Gartner prescribes ISV treatment plan

Cath Everett at the Enterprise Systems Conference in Chicago.

Corporates should use the skills of independent software vendors (ISVs) when considering which system to purchase, although this factor is often overlooked by technical evaluation committees.

This was the view of Paul McGuckin, vice president and research director of Gartner Group, speaking at the analyst company's fifth annual Enterprise Systems conference in Chicago last week.

McGuckin pointed out that top ISVs receive upgrades and releases in 30 to 60 days, experience a fast turnaround in bug fixes and have technical support staff who actually know what users are talking about. As a result, he advised users to ask their independent vendors for a revenue breakdown based on platform under non-disclosure - because software vendors do not want to be blamed for users' hardware decisions - and to look for players with double digit market share.

McGuckin said 23 per cent of SAP installations were on Hewlett Packard 9000 machines last year, 15 per cent on IBM's RS/6000 and another 15 per cent on Compaq Proliants.

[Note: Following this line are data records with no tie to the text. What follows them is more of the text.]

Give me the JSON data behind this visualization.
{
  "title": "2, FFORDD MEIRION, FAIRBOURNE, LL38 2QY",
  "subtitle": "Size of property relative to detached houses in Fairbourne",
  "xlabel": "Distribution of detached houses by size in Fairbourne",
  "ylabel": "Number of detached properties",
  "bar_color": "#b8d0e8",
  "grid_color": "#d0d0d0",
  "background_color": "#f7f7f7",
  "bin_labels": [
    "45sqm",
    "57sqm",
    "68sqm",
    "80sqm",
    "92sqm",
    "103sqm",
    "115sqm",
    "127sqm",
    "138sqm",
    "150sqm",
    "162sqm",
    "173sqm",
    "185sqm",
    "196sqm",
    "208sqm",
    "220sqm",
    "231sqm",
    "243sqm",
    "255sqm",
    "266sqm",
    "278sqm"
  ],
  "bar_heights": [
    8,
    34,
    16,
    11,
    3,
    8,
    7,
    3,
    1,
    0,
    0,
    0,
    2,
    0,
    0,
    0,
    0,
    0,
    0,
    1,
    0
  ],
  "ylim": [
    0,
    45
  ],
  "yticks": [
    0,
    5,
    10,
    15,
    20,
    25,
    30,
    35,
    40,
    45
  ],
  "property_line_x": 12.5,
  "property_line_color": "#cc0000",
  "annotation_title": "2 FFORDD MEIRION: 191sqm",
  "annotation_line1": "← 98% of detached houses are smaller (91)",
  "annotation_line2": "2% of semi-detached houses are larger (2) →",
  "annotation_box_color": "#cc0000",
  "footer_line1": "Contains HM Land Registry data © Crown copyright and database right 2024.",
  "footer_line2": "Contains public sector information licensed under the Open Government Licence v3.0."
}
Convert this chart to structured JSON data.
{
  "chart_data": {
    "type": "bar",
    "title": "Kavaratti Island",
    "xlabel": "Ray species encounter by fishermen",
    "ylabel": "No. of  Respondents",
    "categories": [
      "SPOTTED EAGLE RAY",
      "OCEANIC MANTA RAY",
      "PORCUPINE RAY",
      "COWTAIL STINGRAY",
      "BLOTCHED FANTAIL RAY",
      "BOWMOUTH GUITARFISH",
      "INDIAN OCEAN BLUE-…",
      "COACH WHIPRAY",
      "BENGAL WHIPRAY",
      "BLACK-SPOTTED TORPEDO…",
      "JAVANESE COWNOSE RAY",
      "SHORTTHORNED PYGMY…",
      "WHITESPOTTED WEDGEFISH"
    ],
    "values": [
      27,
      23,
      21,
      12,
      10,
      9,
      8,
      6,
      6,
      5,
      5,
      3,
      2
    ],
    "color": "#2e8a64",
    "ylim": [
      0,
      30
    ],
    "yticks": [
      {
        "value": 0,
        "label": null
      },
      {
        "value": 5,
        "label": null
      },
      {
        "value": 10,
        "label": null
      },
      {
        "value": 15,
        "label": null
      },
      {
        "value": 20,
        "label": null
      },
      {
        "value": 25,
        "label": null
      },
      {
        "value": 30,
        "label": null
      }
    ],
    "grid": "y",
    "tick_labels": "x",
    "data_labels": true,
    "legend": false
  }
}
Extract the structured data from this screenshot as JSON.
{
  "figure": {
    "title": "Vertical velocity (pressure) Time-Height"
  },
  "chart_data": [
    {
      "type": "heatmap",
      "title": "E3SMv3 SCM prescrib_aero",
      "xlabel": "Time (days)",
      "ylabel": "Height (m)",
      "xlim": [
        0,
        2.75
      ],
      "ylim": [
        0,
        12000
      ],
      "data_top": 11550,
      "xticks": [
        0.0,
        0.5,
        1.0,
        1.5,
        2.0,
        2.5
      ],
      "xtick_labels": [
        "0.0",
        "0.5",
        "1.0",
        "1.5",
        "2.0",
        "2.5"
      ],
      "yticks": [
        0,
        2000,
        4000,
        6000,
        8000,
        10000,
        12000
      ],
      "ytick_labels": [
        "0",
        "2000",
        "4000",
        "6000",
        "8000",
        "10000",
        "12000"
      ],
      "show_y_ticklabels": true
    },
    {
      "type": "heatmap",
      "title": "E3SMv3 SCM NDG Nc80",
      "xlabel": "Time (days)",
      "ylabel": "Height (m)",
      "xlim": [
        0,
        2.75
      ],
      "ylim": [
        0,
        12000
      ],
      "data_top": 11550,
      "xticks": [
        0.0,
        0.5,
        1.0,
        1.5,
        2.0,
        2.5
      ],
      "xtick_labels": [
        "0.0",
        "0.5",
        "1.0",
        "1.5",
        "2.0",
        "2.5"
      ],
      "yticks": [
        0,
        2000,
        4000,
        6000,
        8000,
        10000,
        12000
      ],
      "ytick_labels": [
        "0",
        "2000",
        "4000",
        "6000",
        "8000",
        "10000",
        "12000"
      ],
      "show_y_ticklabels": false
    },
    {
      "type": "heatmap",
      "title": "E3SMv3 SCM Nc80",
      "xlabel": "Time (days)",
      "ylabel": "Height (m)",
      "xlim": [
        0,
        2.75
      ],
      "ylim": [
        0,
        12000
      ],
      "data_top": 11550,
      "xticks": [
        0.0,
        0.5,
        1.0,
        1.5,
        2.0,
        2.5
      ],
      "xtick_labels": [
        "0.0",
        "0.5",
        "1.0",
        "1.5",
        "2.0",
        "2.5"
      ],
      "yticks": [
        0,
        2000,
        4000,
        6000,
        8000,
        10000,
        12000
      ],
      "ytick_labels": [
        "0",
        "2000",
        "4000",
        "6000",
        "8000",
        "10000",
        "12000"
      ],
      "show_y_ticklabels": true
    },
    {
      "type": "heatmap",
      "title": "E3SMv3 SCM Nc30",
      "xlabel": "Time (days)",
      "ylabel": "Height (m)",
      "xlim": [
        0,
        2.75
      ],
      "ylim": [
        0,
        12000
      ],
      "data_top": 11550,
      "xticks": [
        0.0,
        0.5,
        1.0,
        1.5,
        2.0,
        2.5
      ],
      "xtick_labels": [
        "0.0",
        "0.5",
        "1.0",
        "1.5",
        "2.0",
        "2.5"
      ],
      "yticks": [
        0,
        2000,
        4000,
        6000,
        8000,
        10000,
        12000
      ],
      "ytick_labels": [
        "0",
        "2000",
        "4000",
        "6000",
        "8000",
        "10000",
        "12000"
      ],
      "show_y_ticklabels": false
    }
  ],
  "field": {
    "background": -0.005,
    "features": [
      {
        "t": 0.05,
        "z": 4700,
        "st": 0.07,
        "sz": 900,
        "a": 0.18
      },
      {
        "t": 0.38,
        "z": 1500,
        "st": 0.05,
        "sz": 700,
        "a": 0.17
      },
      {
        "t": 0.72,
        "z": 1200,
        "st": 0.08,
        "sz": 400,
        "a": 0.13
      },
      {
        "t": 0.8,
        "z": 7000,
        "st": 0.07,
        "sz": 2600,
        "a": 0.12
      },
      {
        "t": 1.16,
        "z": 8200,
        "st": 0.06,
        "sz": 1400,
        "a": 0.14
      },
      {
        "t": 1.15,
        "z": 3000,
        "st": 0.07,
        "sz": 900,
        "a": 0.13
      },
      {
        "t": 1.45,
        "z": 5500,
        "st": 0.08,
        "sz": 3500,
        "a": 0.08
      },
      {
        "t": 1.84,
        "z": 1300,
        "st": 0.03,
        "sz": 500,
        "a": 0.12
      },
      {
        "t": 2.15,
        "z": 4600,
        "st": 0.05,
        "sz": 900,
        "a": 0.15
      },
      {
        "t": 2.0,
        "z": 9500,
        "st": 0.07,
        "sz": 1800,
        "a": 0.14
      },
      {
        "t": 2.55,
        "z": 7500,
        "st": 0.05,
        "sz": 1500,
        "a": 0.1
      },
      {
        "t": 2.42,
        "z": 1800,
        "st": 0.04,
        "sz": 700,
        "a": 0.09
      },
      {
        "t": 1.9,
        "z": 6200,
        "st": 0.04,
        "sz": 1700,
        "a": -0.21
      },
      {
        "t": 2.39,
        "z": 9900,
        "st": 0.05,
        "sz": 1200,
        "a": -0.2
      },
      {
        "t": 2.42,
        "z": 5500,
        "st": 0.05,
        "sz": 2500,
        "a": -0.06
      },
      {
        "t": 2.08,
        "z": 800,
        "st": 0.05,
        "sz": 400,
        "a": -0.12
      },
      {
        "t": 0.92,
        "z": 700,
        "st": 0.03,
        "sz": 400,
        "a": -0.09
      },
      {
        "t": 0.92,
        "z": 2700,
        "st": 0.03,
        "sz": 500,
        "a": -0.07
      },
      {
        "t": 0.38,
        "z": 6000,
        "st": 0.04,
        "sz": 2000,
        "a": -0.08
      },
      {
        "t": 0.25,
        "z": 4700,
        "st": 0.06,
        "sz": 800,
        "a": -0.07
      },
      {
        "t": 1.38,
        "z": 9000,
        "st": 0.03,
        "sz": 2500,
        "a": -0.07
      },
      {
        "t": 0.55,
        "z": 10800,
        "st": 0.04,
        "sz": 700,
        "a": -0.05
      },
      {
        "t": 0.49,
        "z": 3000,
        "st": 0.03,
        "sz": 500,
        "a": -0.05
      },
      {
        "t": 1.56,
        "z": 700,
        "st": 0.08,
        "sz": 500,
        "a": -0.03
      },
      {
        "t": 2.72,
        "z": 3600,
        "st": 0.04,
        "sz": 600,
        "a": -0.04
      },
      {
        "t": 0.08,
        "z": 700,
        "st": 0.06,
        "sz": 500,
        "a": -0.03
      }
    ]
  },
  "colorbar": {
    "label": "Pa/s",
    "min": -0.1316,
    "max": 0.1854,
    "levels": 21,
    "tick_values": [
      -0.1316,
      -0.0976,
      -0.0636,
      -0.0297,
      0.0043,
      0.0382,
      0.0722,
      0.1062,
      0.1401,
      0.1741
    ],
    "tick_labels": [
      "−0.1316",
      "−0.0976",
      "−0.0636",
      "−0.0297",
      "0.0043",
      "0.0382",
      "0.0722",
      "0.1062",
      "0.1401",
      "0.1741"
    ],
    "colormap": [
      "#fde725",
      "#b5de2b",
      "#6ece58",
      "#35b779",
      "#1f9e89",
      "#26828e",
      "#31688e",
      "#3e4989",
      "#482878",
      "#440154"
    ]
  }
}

But, he added, corporates should also bear in mind that Windows NT has received the most enthusiastic welcome from ISVs in the history of operating systems and many vendors such as SAP were definitely pushing users that way.

The second criterion when choosing a system is performance and scalability, McGuckin said. This becomes an issue when a system supports more than five users, and is especially relevant when implementing an enterprise resource planning application, which can support only one database server.

McGuckin estimated that currently, NT supports 600 concurrent users, Unix 3,000 and OS/390, the IBM mainframe, 4,500. The figures are expected to increase to 1,000, 4,500 and 7,500 respectively by the millennium and 3,000, 9,000 and 11,500 respectively by 2003.

However, McGuckin warned that to be in 'the comfort zone,' users should allow themselves some headroom for the future and also implement only three-quarters of the number of users given in each instance. If they chose to support more than 10 per cent of that figure, they were moving into dangerous and unchartered waters, he warned.

Next on the list is high availability, although the requirement for this depends on the application, McGuckin said. Here, MVS was far and away the leader, especially if parallel Sysplex clustering were implemented, while Unix and NT were far behind.

Other factors that should be considered are the scope and quality of service offered by vendors, said McGuckin. Users should check recent local references because service levels fluctuate from region to region.

Total cost of ownership should also be accounted for, he said, even though the total cost of support was often difficult to quantify. Users should always check the life span of any given system because it was not a good idea to buy the last model in an abandoned line.

In-house skills should also be evaluated because platform switching costs money. Customers would do well to look at how much integration work a given box might need to be implemented into the enterprise. While this is relatively easy with the AS/400, Unix and NT require users to be their 'own systems integrators', he said.

Last was internal politics. McGuckin concluded that corporates should always establish the inclinations and prejudices of the organisation, especially the chief executive, because there is no point in undertaking expensive evaluations to have them vetoed by the boss.